Тут каменковский пассажир остановился, вынул портабак и не спеша принялся скручивать папиросу, затем прикурил и сильно затянулся — и раз, и другой, и третий, совершенно не обращая внимания на то, что пассажиры сгорают от любопытства, жаждут узнать, чем все это кончится. После того как каменковский как следует накурился, откашлялся и всласть высморкался, он вновь подвернул рукава и продолжал все тем же тоном:
— Вы, может, думаете, мои дорогие, что собачье отродье сильно испугалось письма дедушки? Ошибаетесь! Не прошло и полугода или года, как от этого выкреста прибыло такое посланьице:
«В первых строках имею честь сообщить, что мой компаньон, немец этот — все несчастья на его голову! — объегорил меня, обобрал с ног до головы и вышвырнул вон из дела. Я хотел затеять суд, взыскать с него, но понял — это то же, что искать вчерашний день. Начинать тяжбу с немцем, значит распрощаться с жизнью. Это такие выродки, что лучше с ними не связываться. Поэтому я приторговал лавку рядом, дверь в дверь с ним, и открываю свою торговлю фаянсом. С божьей помощью я немца заживо закопаю, он у меня землю будет грызть. Одно только требуется для этого — монета, по крайней мере тысяча крон. Посему прошу выслать…» Письмо это Кивка закончил так: «А если в течение восьми дней не вышлете тысячу крон, перешлю ваше последнее письмо, подписанное собственноручно «Нисн Шапиро», прямо в губернию и расскажу всю историю от первой до последней буквы: как я скончался в тюрьме от апоплексии и как воскрес на кладбище; как Шимн-возница доставил меня здравым и невредимым в Броды и как вы мне несколько раз высылали деньги, чтобы я никуда не сообщал об этом. Все, все расскажу — и пусть они знают, что есть бог на свете, а Кивка не умер».

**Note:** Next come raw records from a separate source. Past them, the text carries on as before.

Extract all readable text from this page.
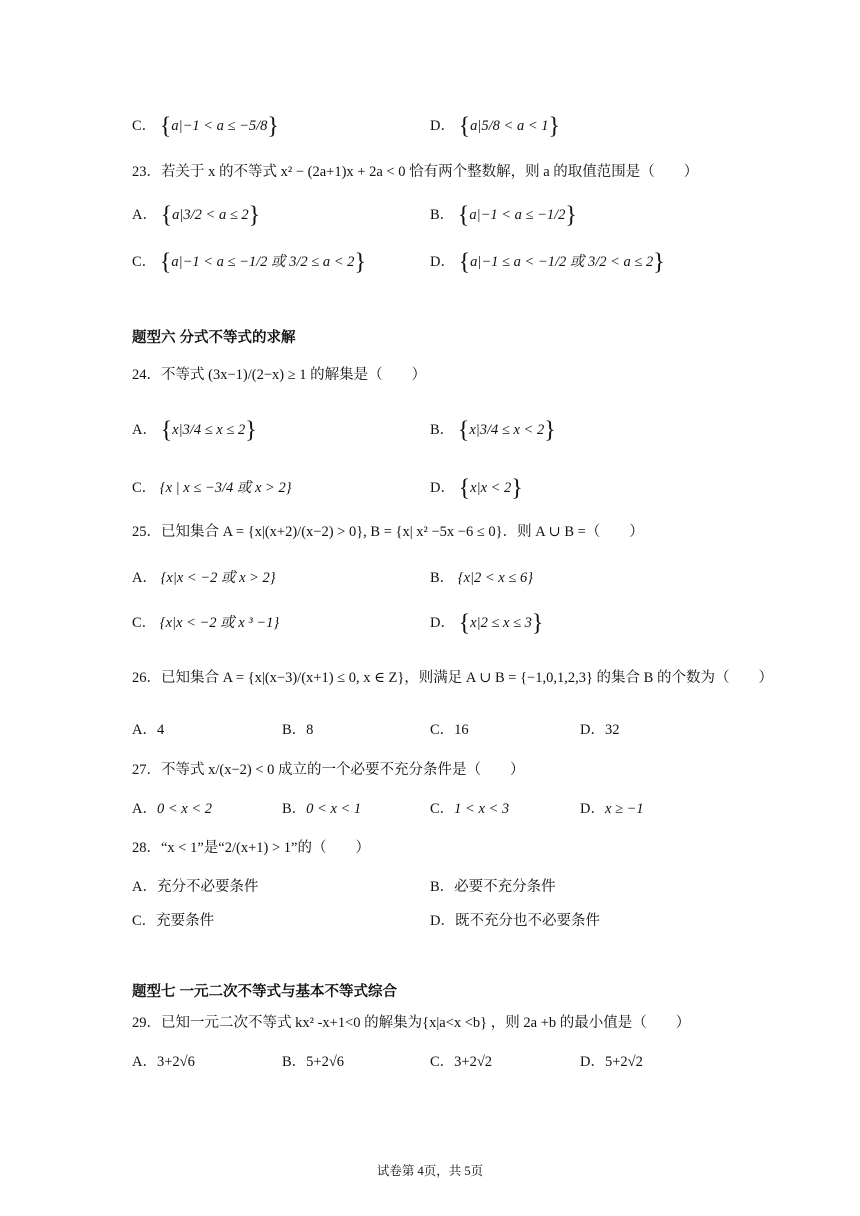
C． {a|−1 < a ≤ −5/8}	D． {a|5/8 < a < 1}
23．若关于 x 的不等式 x² − (2a+1)x + 2a < 0 恰有两个整数解，则 a 的取值范围是（　　）
A． {a|3/2 < a ≤ 2}	B． {a|−1 < a ≤ −1/2}
C． {a|−1 < a ≤ −1/2 或 3/2 ≤ a < 2}	D． {a|−1 ≤ a < −1/2 或 3/2 < a ≤ 2}
题型六 分式不等式的求解
24．不等式 (3x−1)/(2−x) ≥ 1 的解集是（　　）
A． {x|3/4 ≤ x ≤ 2}	B． {x|3/4 ≤ x < 2}
C． {x | x ≤ −3/4 或 x > 2}	D． {x|x < 2}
25．已知集合 A = {x|(x+2)/(x−2) > 0}, B = {x| x² −5x −6 ≤ 0}．则 A ∪ B =（　　）
A． {x|x < −2 或 x > 2}	B． {x|2 < x ≤ 6}
C． {x|x < −2 或 x ³ −1}	D． {x|2 ≤ x ≤ 3}
26．已知集合 A = {x|(x−3)/(x+1) ≤ 0, x ∈ Z}，则满足 A ∪ B = {−1,0,1,2,3} 的集合 B 的个数为（　　）
A．4	B．8	C．16	D．32
27．不等式 x/(x−2) < 0 成立的一个必要不充分条件是（　　）
A．0 < x < 2	B．0 < x < 1	C．1 < x < 3	D．x ≥ −1
28．“x < 1”是“2/(x+1) > 1”的（　　）
A．充分不必要条件	B．必要不充分条件
C．充要条件	D．既不充分也不必要条件
题型七 一元二次不等式与基本不等式综合
29．已知一元二次不等式 kx² -x+1<0 的解集为{x|a<x <b} ，则 2a +b 的最小值是（　　）
A．3+2√6	B．5+2√6	C．3+2√2	D．5+2√2
试卷第 4页，共 5页
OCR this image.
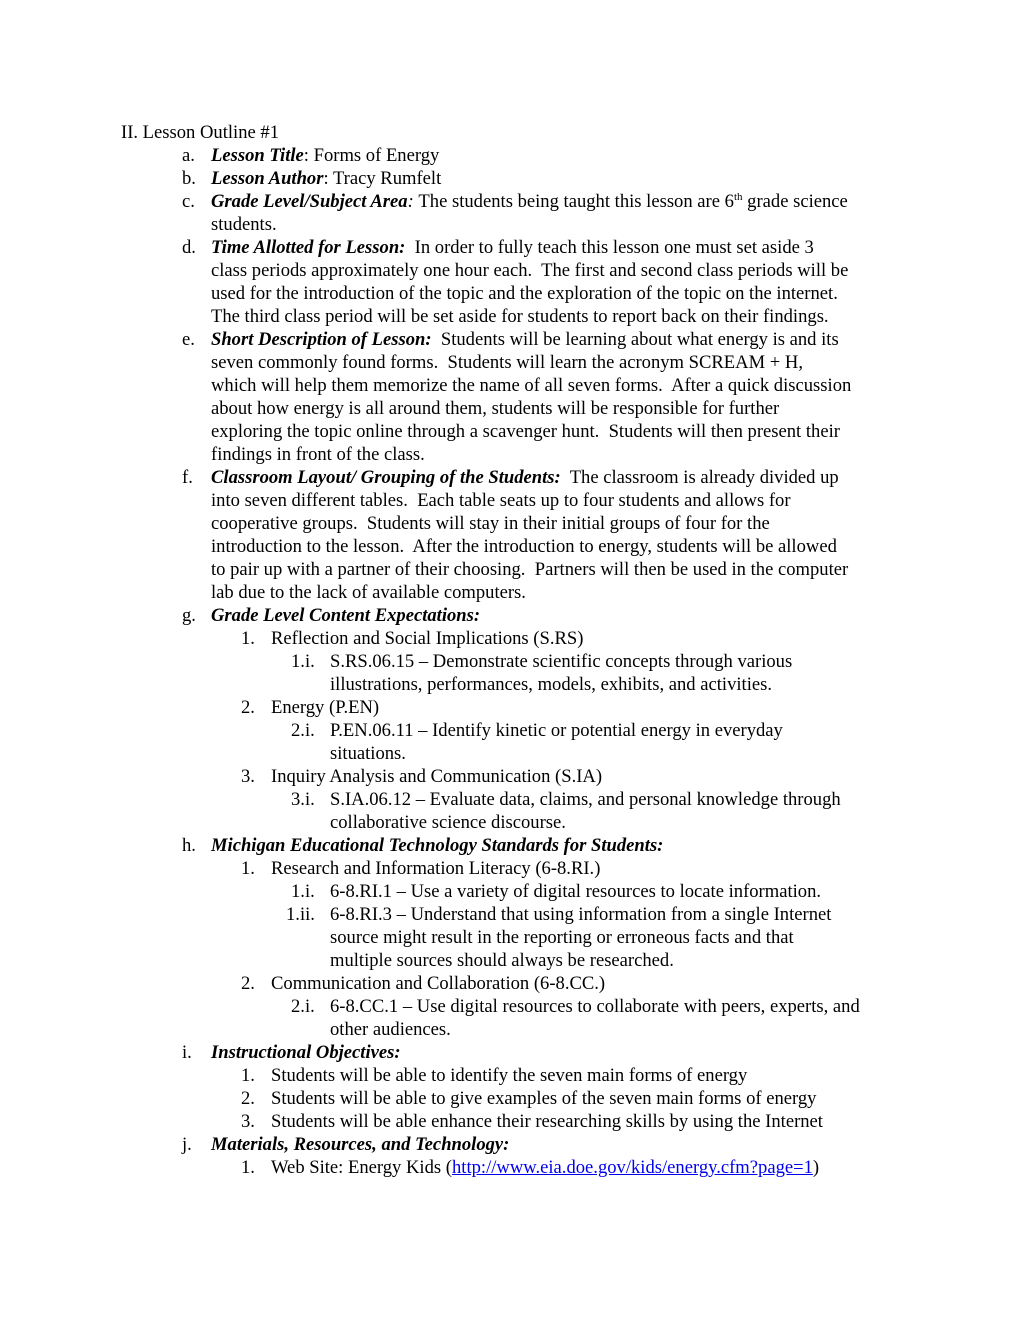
II. Lesson Outline #1
a. Lesson Title: Forms of Energy
b. Lesson Author: Tracy Rumfelt
c. Grade Level/Subject Area: The students being taught this lesson are 6th grade science
students.
d. Time Allotted for Lesson:  In order to fully teach this lesson one must set aside 3
class periods approximately one hour each.  The first and second class periods will be
used for the introduction of the topic and the exploration of the topic on the internet.
The third class period will be set aside for students to report back on their findings.
e. Short Description of Lesson:  Students will be learning about what energy is and its
seven commonly found forms.  Students will learn the acronym SCREAM + H,
which will help them memorize the name of all seven forms.  After a quick discussion
about how energy is all around them, students will be responsible for further
exploring the topic online through a scavenger hunt.  Students will then present their
findings in front of the class.
f. Classroom Layout/ Grouping of the Students:  The classroom is already divided up
into seven different tables.  Each table seats up to four students and allows for
cooperative groups.  Students will stay in their initial groups of four for the
introduction to the lesson.  After the introduction to energy, students will be allowed
to pair up with a partner of their choosing.  Partners will then be used in the computer
lab due to the lack of available computers.
g. Grade Level Content Expectations:
1. Reflection and Social Implications (S.RS)
1.i. S.RS.06.15 – Demonstrate scientific concepts through various
illustrations, performances, models, exhibits, and activities.
2. Energy (P.EN)
2.i. P.EN.06.11 – Identify kinetic or potential energy in everyday
situations.
3. Inquiry Analysis and Communication (S.IA)
3.i. S.IA.06.12 – Evaluate data, claims, and personal knowledge through
collaborative science discourse.
h. Michigan Educational Technology Standards for Students:
1. Research and Information Literacy (6-8.RI.)
1.i. 6-8.RI.1 – Use a variety of digital resources to locate information.
1.ii. 6-8.RI.3 – Understand that using information from a single Internet
source might result in the reporting or erroneous facts and that
multiple sources should always be researched.
2. Communication and Collaboration (6-8.CC.)
2.i. 6-8.CC.1 – Use digital resources to collaborate with peers, experts, and
other audiences.
i. Instructional Objectives:
1. Students will be able to identify the seven main forms of energy
2. Students will be able to give examples of the seven main forms of energy
3. Students will be able enhance their researching skills by using the Internet
j. Materials, Resources, and Technology:
1. Web Site: Energy Kids (http://www.eia.doe.gov/kids/energy.cfm?page=1)
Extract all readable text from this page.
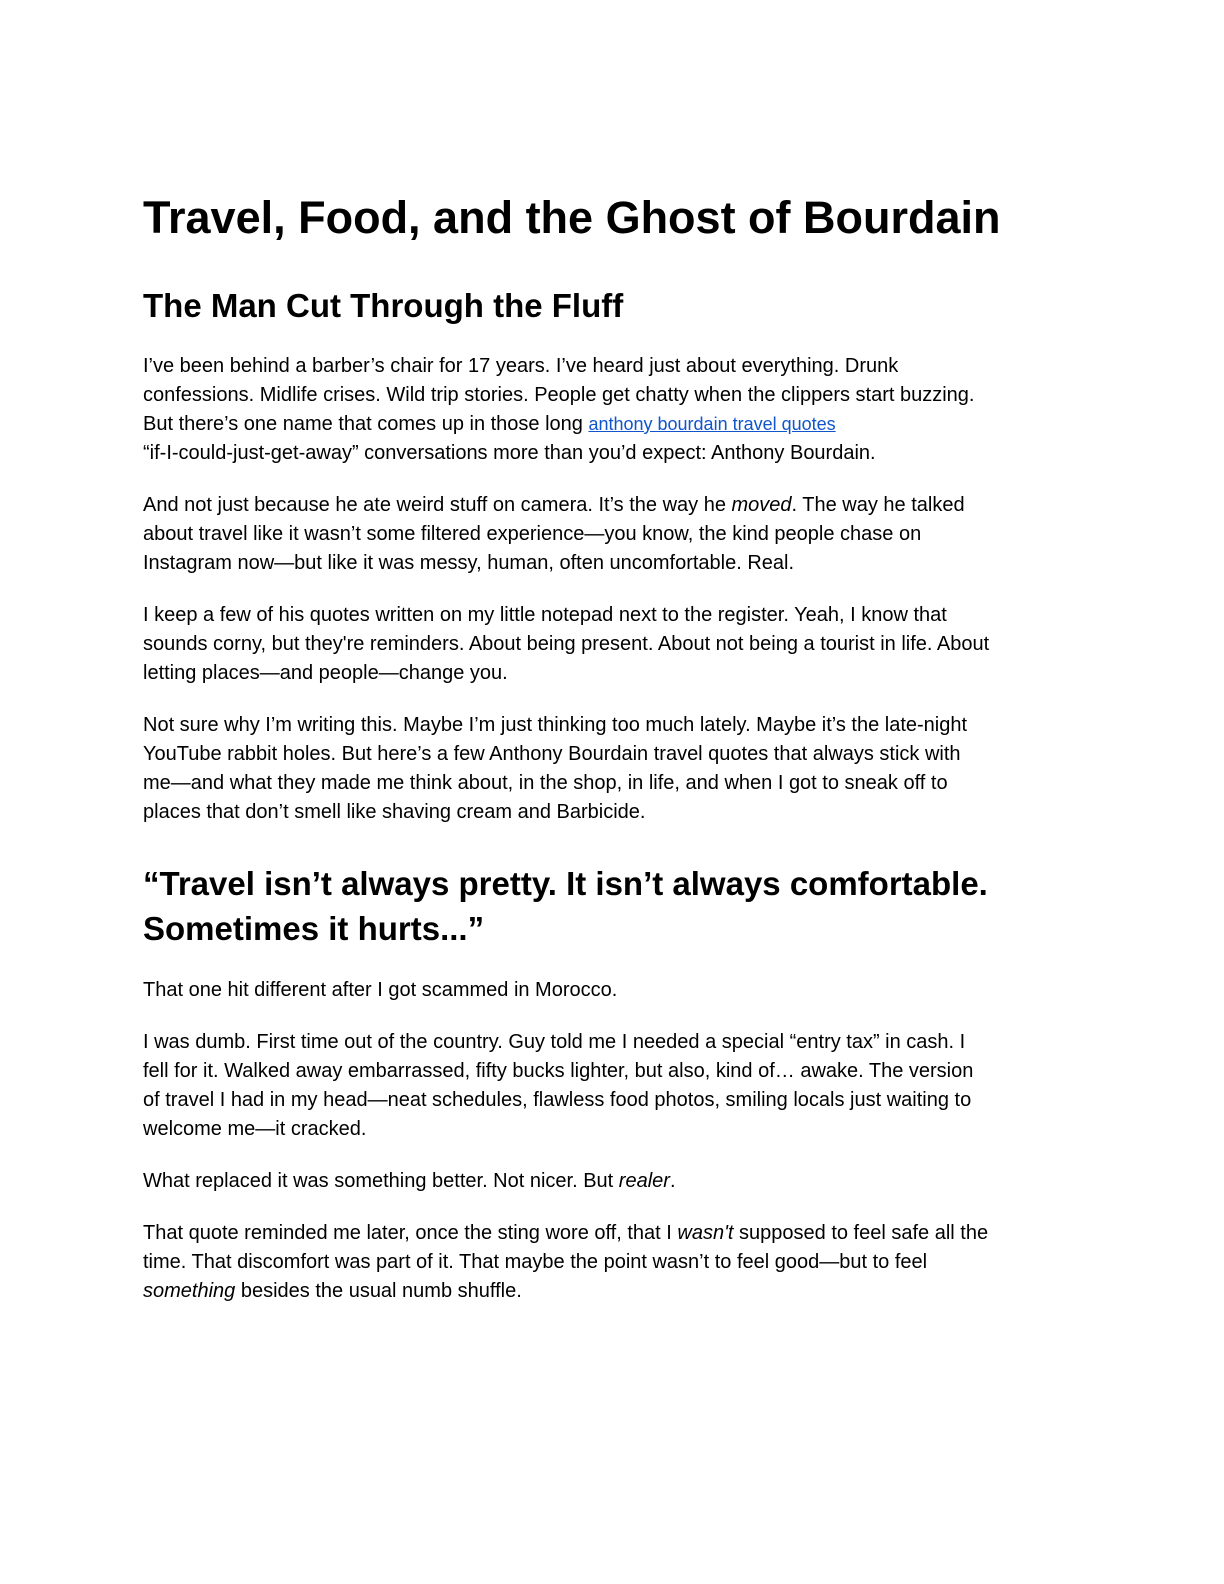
Travel, Food, and the Ghost of Bourdain
The Man Cut Through the Fluff

I’ve been behind a barber’s chair for 17 years. I’ve heard just about everything. Drunk
confessions. Midlife crises. Wild trip stories. People get chatty when the clippers start buzzing.
But there’s one name that comes up in those long anthony bourdain travel quotes
“if-I-could-just-get-away” conversations more than you’d expect: Anthony Bourdain.

And not just because he ate weird stuff on camera. It’s the way he moved. The way he talked
about travel like it wasn’t some filtered experience—you know, the kind people chase on
Instagram now—but like it was messy, human, often uncomfortable. Real.

I keep a few of his quotes written on my little notepad next to the register. Yeah, I know that
sounds corny, but they're reminders. About being present. About not being a tourist in life. About
letting places—and people—change you.

Not sure why I’m writing this. Maybe I’m just thinking too much lately. Maybe it’s the late-night
YouTube rabbit holes. But here’s a few Anthony Bourdain travel quotes that always stick with
me—and what they made me think about, in the shop, in life, and when I got to sneak off to
places that don’t smell like shaving cream and Barbicide.

“Travel isn’t always pretty. It isn’t always comfortable.
Sometimes it hurts...”

That one hit different after I got scammed in Morocco.

I was dumb. First time out of the country. Guy told me I needed a special “entry tax” in cash. I
fell for it. Walked away embarrassed, fifty bucks lighter, but also, kind of… awake. The version
of travel I had in my head—neat schedules, flawless food photos, smiling locals just waiting to
welcome me—it cracked.

What replaced it was something better. Not nicer. But realer.

That quote reminded me later, once the sting wore off, that I wasn't supposed to feel safe all the
time. That discomfort was part of it. That maybe the point wasn’t to feel good—but to feel
something besides the usual numb shuffle.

Как вам нравится такое приветствие?!
Едва дедушка, царство ему небесное, прочитал это письмецо, ему стало дурно и он упал замертво. У него отнялись, не про вас будь сказано… Люди, да мы стоим! Где мы?
— Станция Барановичи… Станция Барановичи… — прокричал, пробегая под окнами вагона, кондуктор.
Услышав название станции, наш каменковец сорвался с места, схватил свой узел, какой-то мешок, набитый бог весть чем, и, натужась изо всех сил, поволок его к двери. Мгновенье — и он, весь взмокший, уже стоял на платформе, толкался среди людей и, заглядывая каждому в лицо, переспрашивал:
— Это Барановичи?
— Барановичи.
Это было похоже на то, как евреи приветствуют друг друга при благословении луны:
— Шолом алейхем.
— Алейхем шолом[1].
Многие из нашего вагона, и я в том числе, кинулись за ним следом и ухватили его за полы:
— Послушайте, нельзя же так! Мы не отпустим вас! Вы должны досказать, чем все кончилось… Конец истории!..
— Какой конец? Это только начало. Но оставьте меня в покое! Хотите, чтобы я из-за вас пропустил поезд? Странные люди! Слышите ведь: Барановичи! Станция Барановичи!
Не успели мы оглянуться, как его и след простыл.
Чтоб ей сгореть, этой станции Барановичи!